Crassus sent his son Publius on a desperate counterattack with 6,500 men. They initially had success as the Parthians retreated; unfortunately for the Romans, it was just a trick as the enemy countered with a larger force that surrounded and destroyed the Romans. Crassus retreated to the town of Carrhae, and the Parthians laid siege. Crassus managed to escape but knowing all was lost, he went to Surena’s camp and surrendered. The Parthian general was in no mood for mercy and reportedly had Crassus killed on the spot. With one of the First Triumvirate out of the picture, there were only two men left. That proved to be one too many as the Roman Republic came close to the end.

The Growth of a Republic: 6 Battles that Shaped Early Rome
Flickr (Statue of Julius Caesar at the Louvre)

6 – Battle of Pharsalus (48 BC)

The Battle of Pharsalus took place between the two remaining members of the First Triumvirate, Julius Caesar, and Pompey. In 49 BC, Julius Caesar engaged in a Civil War against the Roman Senate after it refused to allow him to run for consul. It began on 10 January when Caesar crossed the Rubicon River which was an action forbidden to a general. Even today, the phrase ‘Crossing the Rubicon’ means going past the point of no return.

Pompey fought for the Senate against his rival and 18 months into the war; Caesar was in a desperate situation. After suffering defeat at the Battle of Dyrrhachium in July 48 BC, Caesar had to march inland in an attempt to find suitable ground to beat his rival. Pompey failed to capitalize on his victory and allowed his opponent to escape. Caesar ended up in Pharsalus, Greece where one of the most famous battles in Roman history took place.
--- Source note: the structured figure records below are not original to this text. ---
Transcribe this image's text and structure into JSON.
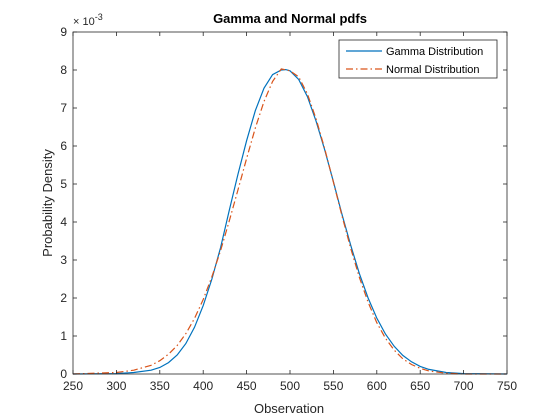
{
  "chart_data": {
    "type": "line",
    "title": "Gamma and Normal pdfs",
    "xlabel": "Observation",
    "ylabel": "Probability Density",
    "xlim": [
      250,
      750
    ],
    "ylim": [
      0,
      0.009
    ],
    "xticks": [
      250,
      300,
      350,
      400,
      450,
      500,
      550,
      600,
      650,
      700,
      750
    ],
    "yticks": [
      0,
      1,
      2,
      3,
      4,
      5,
      6,
      7,
      8,
      9
    ],
    "ytick_labels": [
      "0",
      "1",
      "2",
      "3",
      "4",
      "5",
      "6",
      "7",
      "8",
      "9"
    ],
    "y_exponent_label": "× 10",
    "y_exponent_power": "-3",
    "y_exponent_value": 0.001,
    "grid": false,
    "legend_position": "top-right",
    "series": [
      {
        "name": "Gamma Distribution",
        "color": "#0072BD",
        "style": "solid",
        "x": [
          250,
          300,
          320,
          340,
          350,
          360,
          370,
          380,
          390,
          400,
          410,
          420,
          430,
          440,
          450,
          460,
          470,
          480,
          490,
          495,
          500,
          510,
          520,
          530,
          540,
          550,
          560,
          570,
          580,
          590,
          600,
          610,
          620,
          630,
          640,
          650,
          660,
          680,
          700,
          750
        ],
        "y": [
          0.0,
          1e-05,
          4e-05,
          0.0001,
          0.00017,
          0.0003,
          0.0005,
          0.0008,
          0.00123,
          0.0018,
          0.0025,
          0.00333,
          0.0043,
          0.00525,
          0.00614,
          0.00693,
          0.00752,
          0.00788,
          0.008,
          0.00801,
          0.00798,
          0.00775,
          0.0073,
          0.00666,
          0.0059,
          0.00506,
          0.00419,
          0.00338,
          0.00264,
          0.002,
          0.00147,
          0.00105,
          0.00073,
          0.00049,
          0.00032,
          0.0002,
          0.00012,
          4e-05,
          1e-05,
          0.0
        ]
      },
      {
        "name": "Normal Distribution",
        "color": "#D95319",
        "style": "dashdot",
        "x": [
          250,
          300,
          320,
          340,
          350,
          360,
          370,
          380,
          390,
          400,
          410,
          420,
          430,
          440,
          450,
          460,
          470,
          480,
          490,
          500,
          510,
          520,
          530,
          540,
          550,
          560,
          570,
          580,
          590,
          600,
          610,
          620,
          630,
          640,
          650,
          660,
          680,
          700,
          750
        ],
        "y": [
          0.0,
          4e-05,
          0.0001,
          0.00023,
          0.00035,
          0.00052,
          0.00075,
          0.00106,
          0.00146,
          0.00196,
          0.00256,
          0.00325,
          0.00402,
          0.00484,
          0.00567,
          0.00647,
          0.00717,
          0.0077,
          0.00803,
          0.00798,
          0.00782,
          0.00737,
          0.00672,
          0.00593,
          0.00505,
          0.00415,
          0.0033,
          0.00254,
          0.00189,
          0.00135,
          0.00094,
          0.00063,
          0.0004,
          0.00025,
          0.00015,
          8e-05,
          2e-05,
          0.0,
          0.0
        ]
      }
    ]
  }
}
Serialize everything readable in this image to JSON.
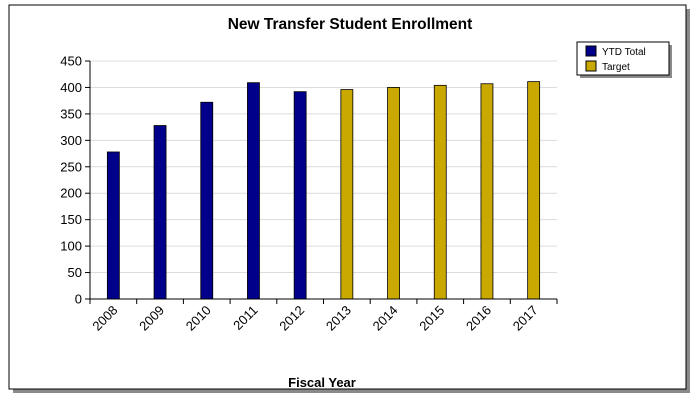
{
  "chart_data": {
    "type": "bar",
    "title": "New Transfer Student Enrollment",
    "xlabel": "Fiscal Year",
    "ylabel": "",
    "ylim": [
      0,
      450
    ],
    "yticks": [
      0,
      50,
      100,
      150,
      200,
      250,
      300,
      350,
      400,
      450
    ],
    "grid": true,
    "legend_position": "top-right",
    "categories": [
      "2008",
      "2009",
      "2010",
      "2011",
      "2012",
      "2013",
      "2014",
      "2015",
      "2016",
      "2017"
    ],
    "series": [
      {
        "name": "YTD Total",
        "color": "#00008b",
        "values": [
          278,
          328,
          372,
          409,
          392,
          null,
          null,
          null,
          null,
          null
        ]
      },
      {
        "name": "Target",
        "color": "#c9a800",
        "values": [
          null,
          null,
          null,
          null,
          null,
          396,
          400,
          404,
          407,
          411
        ]
      }
    ]
  }
}
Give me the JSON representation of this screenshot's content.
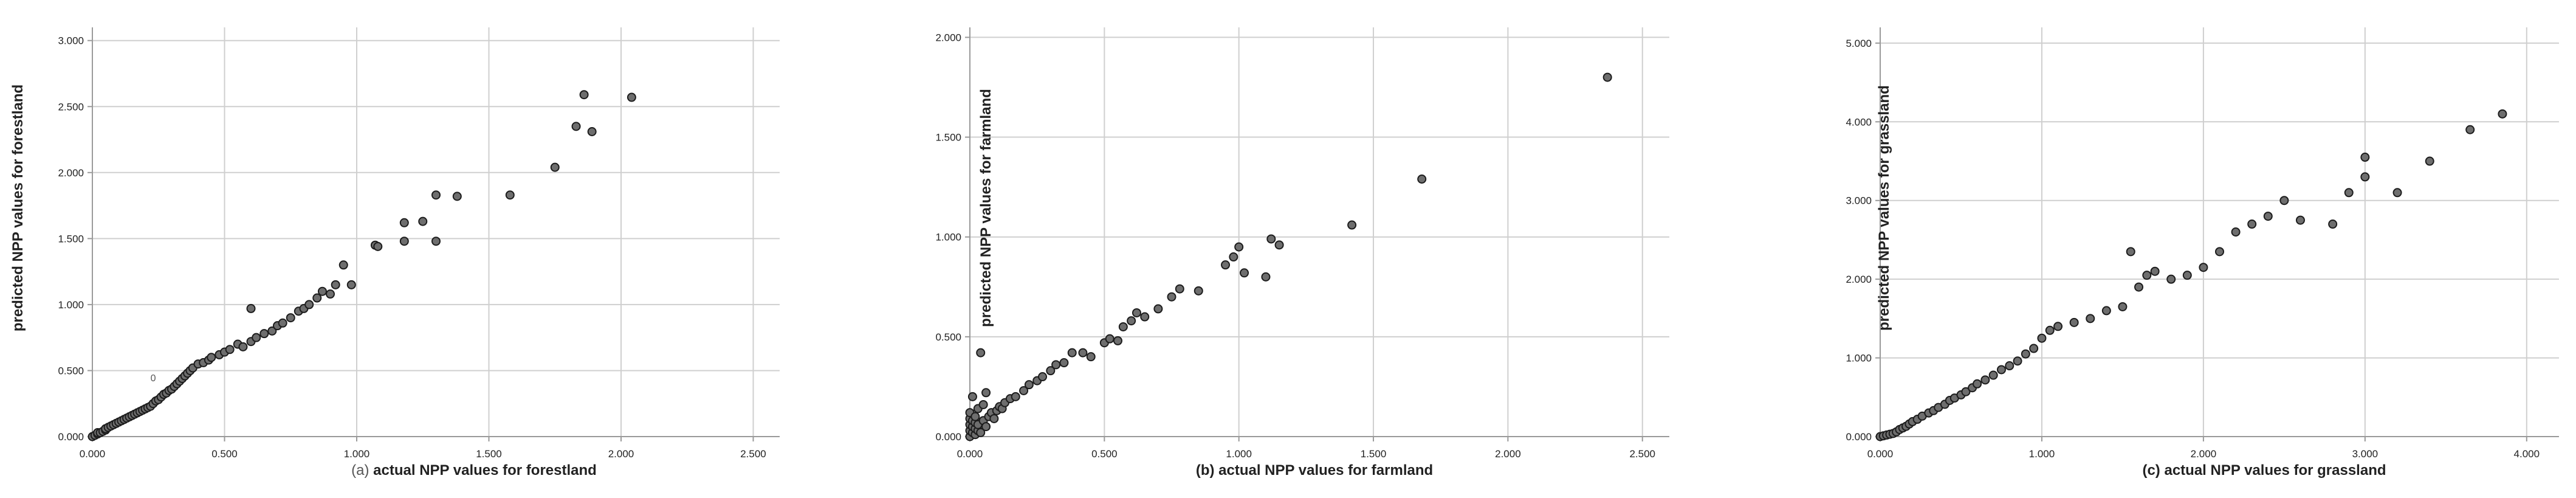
{
  "chart_data": [
    {
      "type": "scatter",
      "xlabel_prefix": "(a)",
      "xlabel": "actual NPP values for forestland",
      "ylabel": "predicted NPP values for forestland",
      "xlim": [
        0,
        2.6
      ],
      "ylim": [
        0,
        3.1
      ],
      "xticks": [
        "0.000",
        "0.500",
        "1.000",
        "1.500",
        "2.000",
        "2.500"
      ],
      "xtick_values": [
        0,
        0.5,
        1.0,
        1.5,
        2.0,
        2.5
      ],
      "yticks": [
        "0.000",
        "0.500",
        "1.000",
        "1.500",
        "2.000",
        "2.500",
        "3.000"
      ],
      "ytick_values": [
        0,
        0.5,
        1.0,
        1.5,
        2.0,
        2.5,
        3.0
      ],
      "grid": true,
      "annotations": [
        {
          "text": "0",
          "x": 0.23,
          "y": 0.42
        }
      ],
      "points": [
        [
          0.0,
          0.0
        ],
        [
          0.01,
          0.01
        ],
        [
          0.02,
          0.02
        ],
        [
          0.02,
          0.03
        ],
        [
          0.03,
          0.03
        ],
        [
          0.04,
          0.04
        ],
        [
          0.05,
          0.05
        ],
        [
          0.05,
          0.06
        ],
        [
          0.06,
          0.07
        ],
        [
          0.07,
          0.08
        ],
        [
          0.08,
          0.09
        ],
        [
          0.09,
          0.1
        ],
        [
          0.1,
          0.11
        ],
        [
          0.11,
          0.12
        ],
        [
          0.12,
          0.13
        ],
        [
          0.13,
          0.14
        ],
        [
          0.14,
          0.15
        ],
        [
          0.15,
          0.16
        ],
        [
          0.16,
          0.17
        ],
        [
          0.17,
          0.18
        ],
        [
          0.18,
          0.19
        ],
        [
          0.19,
          0.2
        ],
        [
          0.2,
          0.21
        ],
        [
          0.21,
          0.22
        ],
        [
          0.22,
          0.23
        ],
        [
          0.23,
          0.25
        ],
        [
          0.24,
          0.27
        ],
        [
          0.25,
          0.28
        ],
        [
          0.26,
          0.3
        ],
        [
          0.27,
          0.32
        ],
        [
          0.28,
          0.33
        ],
        [
          0.29,
          0.35
        ],
        [
          0.3,
          0.36
        ],
        [
          0.31,
          0.38
        ],
        [
          0.32,
          0.4
        ],
        [
          0.33,
          0.42
        ],
        [
          0.34,
          0.44
        ],
        [
          0.35,
          0.46
        ],
        [
          0.36,
          0.48
        ],
        [
          0.37,
          0.5
        ],
        [
          0.38,
          0.52
        ],
        [
          0.4,
          0.55
        ],
        [
          0.42,
          0.56
        ],
        [
          0.44,
          0.58
        ],
        [
          0.45,
          0.6
        ],
        [
          0.48,
          0.62
        ],
        [
          0.5,
          0.64
        ],
        [
          0.52,
          0.66
        ],
        [
          0.55,
          0.7
        ],
        [
          0.57,
          0.68
        ],
        [
          0.6,
          0.72
        ],
        [
          0.6,
          0.97
        ],
        [
          0.62,
          0.75
        ],
        [
          0.65,
          0.78
        ],
        [
          0.68,
          0.8
        ],
        [
          0.7,
          0.84
        ],
        [
          0.72,
          0.86
        ],
        [
          0.75,
          0.9
        ],
        [
          0.78,
          0.95
        ],
        [
          0.8,
          0.97
        ],
        [
          0.82,
          1.0
        ],
        [
          0.85,
          1.05
        ],
        [
          0.87,
          1.1
        ],
        [
          0.9,
          1.08
        ],
        [
          0.92,
          1.15
        ],
        [
          0.95,
          1.3
        ],
        [
          0.98,
          1.15
        ],
        [
          1.07,
          1.45
        ],
        [
          1.08,
          1.44
        ],
        [
          1.18,
          1.62
        ],
        [
          1.18,
          1.48
        ],
        [
          1.25,
          1.63
        ],
        [
          1.3,
          1.48
        ],
        [
          1.3,
          1.83
        ],
        [
          1.38,
          1.82
        ],
        [
          1.58,
          1.83
        ],
        [
          1.75,
          2.04
        ],
        [
          1.83,
          2.35
        ],
        [
          1.86,
          2.59
        ],
        [
          1.89,
          2.31
        ],
        [
          2.04,
          2.57
        ]
      ]
    },
    {
      "type": "scatter",
      "xlabel_prefix": "",
      "xlabel": "(b) actual NPP values for farmland",
      "ylabel": "predicted NPP values for farmland",
      "xlim": [
        0,
        2.6
      ],
      "ylim": [
        0,
        2.05
      ],
      "xticks": [
        "0.000",
        "0.500",
        "1.000",
        "1.500",
        "2.000",
        "2.500"
      ],
      "xtick_values": [
        0,
        0.5,
        1.0,
        1.5,
        2.0,
        2.5
      ],
      "yticks": [
        "0.000",
        "0.500",
        "1.000",
        "1.500",
        "2.000"
      ],
      "ytick_values": [
        0,
        0.5,
        1.0,
        1.5,
        2.0
      ],
      "grid": true,
      "annotations": [],
      "points": [
        [
          0.0,
          0.0
        ],
        [
          0.0,
          0.03
        ],
        [
          0.0,
          0.06
        ],
        [
          0.0,
          0.09
        ],
        [
          0.0,
          0.12
        ],
        [
          0.01,
          0.02
        ],
        [
          0.01,
          0.05
        ],
        [
          0.01,
          0.08
        ],
        [
          0.01,
          0.2
        ],
        [
          0.02,
          0.01
        ],
        [
          0.02,
          0.04
        ],
        [
          0.02,
          0.07
        ],
        [
          0.02,
          0.1
        ],
        [
          0.03,
          0.03
        ],
        [
          0.03,
          0.06
        ],
        [
          0.03,
          0.14
        ],
        [
          0.04,
          0.42
        ],
        [
          0.04,
          0.02
        ],
        [
          0.05,
          0.08
        ],
        [
          0.05,
          0.16
        ],
        [
          0.06,
          0.05
        ],
        [
          0.06,
          0.22
        ],
        [
          0.07,
          0.1
        ],
        [
          0.08,
          0.12
        ],
        [
          0.09,
          0.09
        ],
        [
          0.1,
          0.13
        ],
        [
          0.11,
          0.15
        ],
        [
          0.12,
          0.14
        ],
        [
          0.13,
          0.17
        ],
        [
          0.15,
          0.19
        ],
        [
          0.17,
          0.2
        ],
        [
          0.2,
          0.23
        ],
        [
          0.22,
          0.26
        ],
        [
          0.25,
          0.28
        ],
        [
          0.27,
          0.3
        ],
        [
          0.3,
          0.33
        ],
        [
          0.32,
          0.36
        ],
        [
          0.35,
          0.37
        ],
        [
          0.38,
          0.42
        ],
        [
          0.42,
          0.42
        ],
        [
          0.45,
          0.4
        ],
        [
          0.5,
          0.47
        ],
        [
          0.52,
          0.49
        ],
        [
          0.55,
          0.48
        ],
        [
          0.57,
          0.55
        ],
        [
          0.6,
          0.58
        ],
        [
          0.62,
          0.62
        ],
        [
          0.65,
          0.6
        ],
        [
          0.7,
          0.64
        ],
        [
          0.75,
          0.7
        ],
        [
          0.78,
          0.74
        ],
        [
          0.85,
          0.73
        ],
        [
          0.95,
          0.86
        ],
        [
          0.98,
          0.9
        ],
        [
          1.0,
          0.95
        ],
        [
          1.02,
          0.82
        ],
        [
          1.1,
          0.8
        ],
        [
          1.12,
          0.99
        ],
        [
          1.15,
          0.96
        ],
        [
          1.42,
          1.06
        ],
        [
          1.68,
          1.29
        ],
        [
          2.37,
          1.8
        ]
      ]
    },
    {
      "type": "scatter",
      "xlabel_prefix": "",
      "xlabel": "(c) actual NPP values for grassland",
      "ylabel": "predicted NPP values for grassland",
      "xlim": [
        0,
        4.2
      ],
      "ylim": [
        0,
        5.2
      ],
      "xticks": [
        "0.000",
        "1.000",
        "2.000",
        "3.000",
        "4.000"
      ],
      "xtick_values": [
        0,
        1.0,
        2.0,
        3.0,
        4.0
      ],
      "yticks": [
        "0.000",
        "1.000",
        "2.000",
        "3.000",
        "4.000",
        "5.000"
      ],
      "ytick_values": [
        0,
        1.0,
        2.0,
        3.0,
        4.0,
        5.0
      ],
      "grid": true,
      "annotations": [],
      "points": [
        [
          0.0,
          0.0
        ],
        [
          0.02,
          0.01
        ],
        [
          0.04,
          0.02
        ],
        [
          0.06,
          0.03
        ],
        [
          0.08,
          0.04
        ],
        [
          0.1,
          0.06
        ],
        [
          0.12,
          0.09
        ],
        [
          0.14,
          0.11
        ],
        [
          0.16,
          0.13
        ],
        [
          0.18,
          0.16
        ],
        [
          0.2,
          0.19
        ],
        [
          0.23,
          0.22
        ],
        [
          0.26,
          0.26
        ],
        [
          0.3,
          0.3
        ],
        [
          0.33,
          0.33
        ],
        [
          0.36,
          0.37
        ],
        [
          0.4,
          0.41
        ],
        [
          0.43,
          0.46
        ],
        [
          0.46,
          0.49
        ],
        [
          0.5,
          0.53
        ],
        [
          0.53,
          0.57
        ],
        [
          0.57,
          0.62
        ],
        [
          0.6,
          0.67
        ],
        [
          0.65,
          0.72
        ],
        [
          0.7,
          0.78
        ],
        [
          0.75,
          0.85
        ],
        [
          0.8,
          0.9
        ],
        [
          0.85,
          0.96
        ],
        [
          0.9,
          1.05
        ],
        [
          0.95,
          1.12
        ],
        [
          1.0,
          1.25
        ],
        [
          1.05,
          1.35
        ],
        [
          1.1,
          1.4
        ],
        [
          1.2,
          1.45
        ],
        [
          1.3,
          1.5
        ],
        [
          1.4,
          1.6
        ],
        [
          1.5,
          1.65
        ],
        [
          1.55,
          2.35
        ],
        [
          1.6,
          1.9
        ],
        [
          1.65,
          2.05
        ],
        [
          1.7,
          2.1
        ],
        [
          1.8,
          2.0
        ],
        [
          1.9,
          2.05
        ],
        [
          2.0,
          2.15
        ],
        [
          2.1,
          2.35
        ],
        [
          2.2,
          2.6
        ],
        [
          2.3,
          2.7
        ],
        [
          2.4,
          2.8
        ],
        [
          2.5,
          3.0
        ],
        [
          2.6,
          2.75
        ],
        [
          2.8,
          2.7
        ],
        [
          2.9,
          3.1
        ],
        [
          3.0,
          3.3
        ],
        [
          3.0,
          3.55
        ],
        [
          3.2,
          3.1
        ],
        [
          3.4,
          3.5
        ],
        [
          3.65,
          3.9
        ],
        [
          3.85,
          4.1
        ]
      ]
    }
  ]
}
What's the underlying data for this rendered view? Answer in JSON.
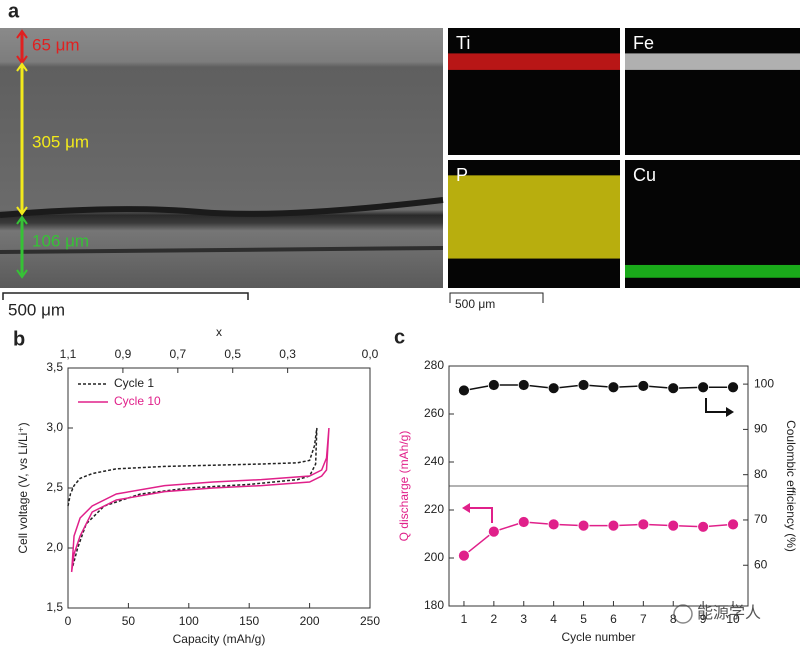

Pompey finally caught up with Caesar and the two armies were on opposite sides of the river. Caesar had 22,000 men and was short on provisions whereas Pompey had a strong army of approximately 45,000. Even so, Pompey wanted to wait because he knew the enemy army would eventually starve. However, he foolishly listened to his officers and senators who pressurized him into destroying Caesar once and for all.

When Pompey attacked, he focused on his rival’s right wing yet Caesar anticipated this tactic and fortified this part of his army with 2,000 of his best legionnaires. When Pompey’s men broke through the first line, they were stunned to find more enemies waiting for them. They panicked and retreated; the Legionnaires then outflanked Pompey’s left wing and Caesar’s Third Division attacked. This onslaught caused Pompey’s forces to disperse, and he fled to Larissa. Approximately 24,000 men surrendered, and Caesar’s army reportedly lost just 250 men in the battle.

Pompey was murdered in Egypt by an officer of King Ptolemy XIII. The Civil War raged on for three more years, and Caesar emerged victorious after the Battle of Munda in 45 BC. He didn’t live long to enjoy his triumph as he was murdered on 15th March 44 BC, the Ides of March. The Roman Republic didn’t last much longer, and a couple of years after the Battle of Actium in 31 BC, Octavian became the first leader of the Roman Empire.